Carbs
Are Carbohydrates Bad?
Finding good carbohydrates isn’t just easy—it’s critically important! Carbs are your body’s primary fuel!
People who think for themselves should dismiss as quackery any fad diet that advocates for avoiding them. The good ones are in the best plant foods on this planet: vegetables, fruits, whole grains, and beans/legumes.
In Babylon, that’s what the Bible’s Daniel and his friends ate, complex carbs, finding strength and vigor and leanness after 10 days avoiding the king’s meat and wine. After three years, the king found them 10 times better in wisdom than the most learned men in the kingdom.
The idea promoted especially by the late Dr. Robert Atkins, that we should avoid carbs, is a dangerous notion that defies nature, outlaws very nutritious foods, and promotes over-consumption of animal products that are closely linked to disease. The idea of manipulating the body into “ketosis” (denying the body carbs to increase fat burning) is an unnatural condition, the effects of which have not been studied.

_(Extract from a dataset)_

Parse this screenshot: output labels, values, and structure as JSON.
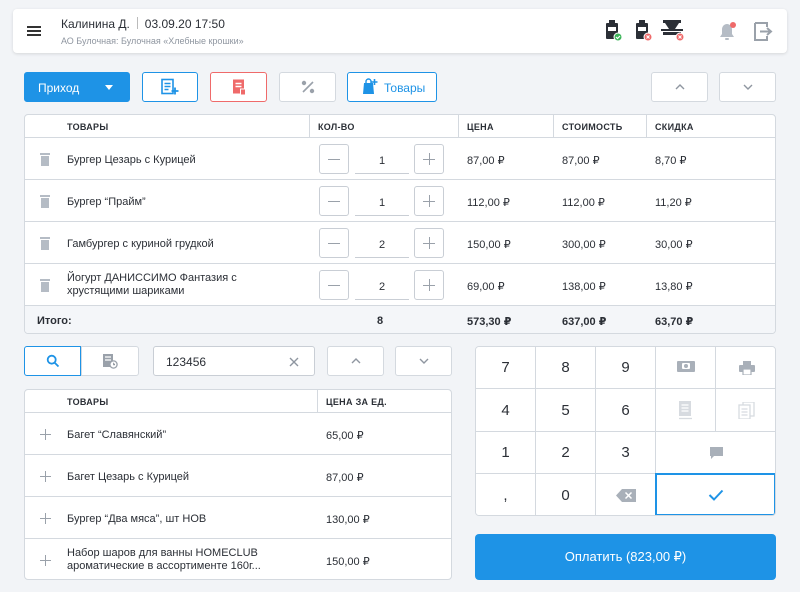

You have available to you much more natural and safe, and equally effective, ways to lose weight without hurting your body. Like eating a natural, whole-foods diet high in low-calorie, high-fiber foods like greens, vegetables, fruits, and legumes.
Finding good carbs is important if you want a healthy diet, since they provide the body with fuel for physical activity and proper organ function. The best sources of carbs deliver essential vitamins and minerals, fiber, and a host of important phytonutrients. They are “high octane” fuel, the most desirable energy source.
If you don’t get enough carbohydrates, your body takes from protein and fat to supply necessarily glucose. When you’ve depleted your stored glucose in muscle and lean tissue, your body will burn muscles and organs to supply energy. Then, your basal metabolic rate drops because you have less lean muscle burning calories, and your body reacts to perceived starvation by slowing down metabolism and other functions.
Much has been studied recently about glycemic load, which is how fast and how far foods spike blood sugar. The carbs to avoid are french fries, refined breads, cereals, white rice and pasta, juices, and cookies, candy, cake, etc. Baked potatoes should be eaten only sparingly, with plenty of non-starchy vegetables in the meal. But oatmeal, whole-grain bread, brown rice, high-fiber vegetables and fruits, bran cereals, and legumes are low- and medium-glycemic index foods that are part of an excellent diet.
Fact:
Carbohydrates are good food—if they’re not refined!
Finding good carbs is vital, and they have been consumed plentifully by the longest-living cultures of the world for millenia. They are critically important building blocks of life, and in their natural and whole state, they should be consumed plentifully for energy and vitality. We should avoid them only when they are processed and refined, such as in the case of white flour (wheat with the bran and germ removed). We should also limit concentrated sweeteners (honey, maple syrup, etc.)—even when they are unrefined—to avoid risk for disease such as diabetes.